1. Field of Invention
The application relates to a power control method, and, in particular, to a power control method of an optical disk drive.
2. Related Art
An electric device is sensitive to temperature such that the performance and accurate of the electric device may be affected by surrounding temperature the electric device locates. In order to control the electric device at different temperatures, a proper control module must be designed to modify the affection resulted from the thermal factor.
Referring to FIG. 1, when the temperature of the optical pickup head is at a temperature T1, the output power and the operating current of the optical pickup head are related in a line L1. In other words, the optical pickup head generates the output power at power Pb, Pe, and Pw if the operating current is respectively equal to current Ib, Ie, and Iw.
If the temperature of the optical pickup head rises to a temperature T2, the conventional technique determines if the optical pickup head correctly generates the output power according to a power feedback signal generated by the optical pickup head. In other words, the conventional technique set the power Pe as a base power and determines if the output power of the optical pickup head is equal to the power Pe according to the power feedback signal. At the same time, because the optical pickup head is effected by temperature, the optical pickup head only generates the output power at power Pe′ if it is driven by the operating current equal to the current Ie. Thus the conventional technique adjusts the operating current until the optical pickup head generates the output power at power Pe (as the dotted line A) in the method of close loop feedback control.
However, in order to control the optical pickup head to generate the output power at different powers, the conventional technique computes the operating current driving the optical pickup head to generate other powers according to the current Ie, power Pe, power Pe′ and the other powers. For example, if the optical pickup head is controlled to generate the output power at the power Pw, the conventional technique computes the current Iw′ resulting in the power Pw according to the current Ie, power Pe, and the relationship between the power Pw and the power Pe′. Similarly, the current Ib′ resulting in the power Pb is also computed. Thus, the operating current, which drives the optical pickup head to generate the specific output power, is computed at the temperature T2 in the same way. In other words, the conventional technique computes the operating current resulting in the specific output power at the temperature T2 according to the relationship between the different powers in the line L1 or line L2.

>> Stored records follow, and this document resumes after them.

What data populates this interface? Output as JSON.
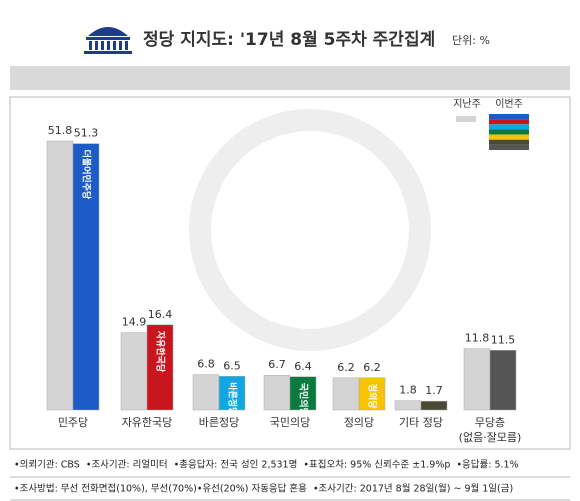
{
  "chart_data": {
    "type": "bar",
    "title": "정당 지지도: '17년 8월 5주차 주간집계",
    "unit": "단위: %",
    "categories": [
      "민주당",
      "자유한국당",
      "바른정당",
      "국민의당",
      "정의당",
      "기타 정당",
      "무당층\n(없음·잘모름)"
    ],
    "series": [
      {
        "name": "지난주",
        "color": "#d4d4d4",
        "values": [
          51.8,
          14.9,
          6.8,
          6.7,
          6.2,
          1.8,
          11.8
        ]
      },
      {
        "name": "이번주",
        "colors": [
          "#1d5bc6",
          "#c9151e",
          "#12a7e3",
          "#0a7a3e",
          "#f6c400",
          "#4b4a36",
          "#555555"
        ],
        "labels": [
          "더불어민주당",
          "자유한국당",
          "바른정당",
          "국민의당",
          "정의당",
          null,
          null
        ],
        "values": [
          51.3,
          16.4,
          6.5,
          6.4,
          6.2,
          1.7,
          11.5
        ]
      }
    ],
    "ylim": [
      0,
      52
    ],
    "notes": [
      "•의뢰기관: CBS  •조사기관: 리얼미터  •총응답자: 전국 성인 2,531명  •표집오차: 95% 신뢰수준 ±1.9%p  •응답률: 5.1%",
      "•조사방법: 무선 전화면접(10%), 무선(70%)•유선(20%) 자동응답 혼용  •조사기간: 2017년 8월 28일(월) ~ 9월 1일(금)"
    ]
  }
}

However, when the temperature of the optical pickup head actually reaches the temperature T2, the output power and the operating current of the optical pickup head are not related in the line L2 but a line L3. Regarding to the above example, the operating current computed according to the conventional technique is the current Is′, and the current Is′ drives the optical pickup head to generates the error output power at power Pw′ (as the dotted line B) and power Pb′ (as the dotted line C), which are not correctly controlled at power Pw and Pb. The errors in the above cases are caused by that the conventional technology ignores the threshold current (the intersection of the line L1 and the current axis or the intersection of the line L2 and the current axis). Referring to FIG. 2, the temperature and the threshold current of the optical pickup head are related in an exponential relationship. When the temperature of the optical pickup head raises, the threshold current of the optical pickup head also raises. If the temperature and the threshold current are insufficient, the operating current computed by the conventional technology for obtaining the output power at different temperatures would not have an obvious error. However, if the temperature and the threshold current are sufficient or the output power is to be precisely controlled, the error of the operating current computed by the conventional technique is inevitable. For this reason, the output power of the optical pickup head suffering from temperature changes can not be correctly modified when the operating current of the optical pickup head is only computed based on the power feedback signal and without considering the threshold current of the optical pickup head.
In addition, referring to FIG. 3, the conventional optical pickup head generates the output power in rewriting mode. Because an erasing power Pe is set as a base power, the output power Pout of the optical pickup head is precisely controlled at the erasing power Pe. However, resulting from ignoring the threshold current, the other output power Pout computed based on the base power Pe are not precisely controlled at the bias power Pb and the writing power Pw in the rewriting mode. Furthermore, the output power Pout is away from the bias power Pb and the writing power Pw more (as the dotted line in FIG. 3).
Similarly, referring FIG. 4 to FIG. 6, the conventional optical pickup head generates the output power Pout in a multi pulse writing mode, a castle writing mode, and a block writing mode in the same method described above. In the FIG. 4, because a bias power Pb is set as a base power, the output power Pout is precisely controlled at the bias power Pb but not at the writing power Pw (as the dotted line) In the FIG. 5 and FIG. 6, because a bias power Pb and a writing power Pw can set as a base power in the castle writing mode and the block writing mode, the output power Pout is precisely controlled at the bias power Pb and the writing power Pw, but not at a writing power Ps and a cooling power Pc (as the dotted line). No matter the optical pickup head is in what access mode, ignoring the threshold current causes that the output power Pout is not precisely controlled. Therefore, the optical pickup head does not correctly access the optical disk, and, even more, the lifetime of the optical pickup head and the endurance of the optical disk drive are reduced.
It is therefore a subject of the invention to provide a power control method for an optical disk drive, which considers a temperature of an optical pickup head and an accessing mode of an optical disk to control the optical pickup head to generate the output power correctly at different temperature and in distinct accessing mode.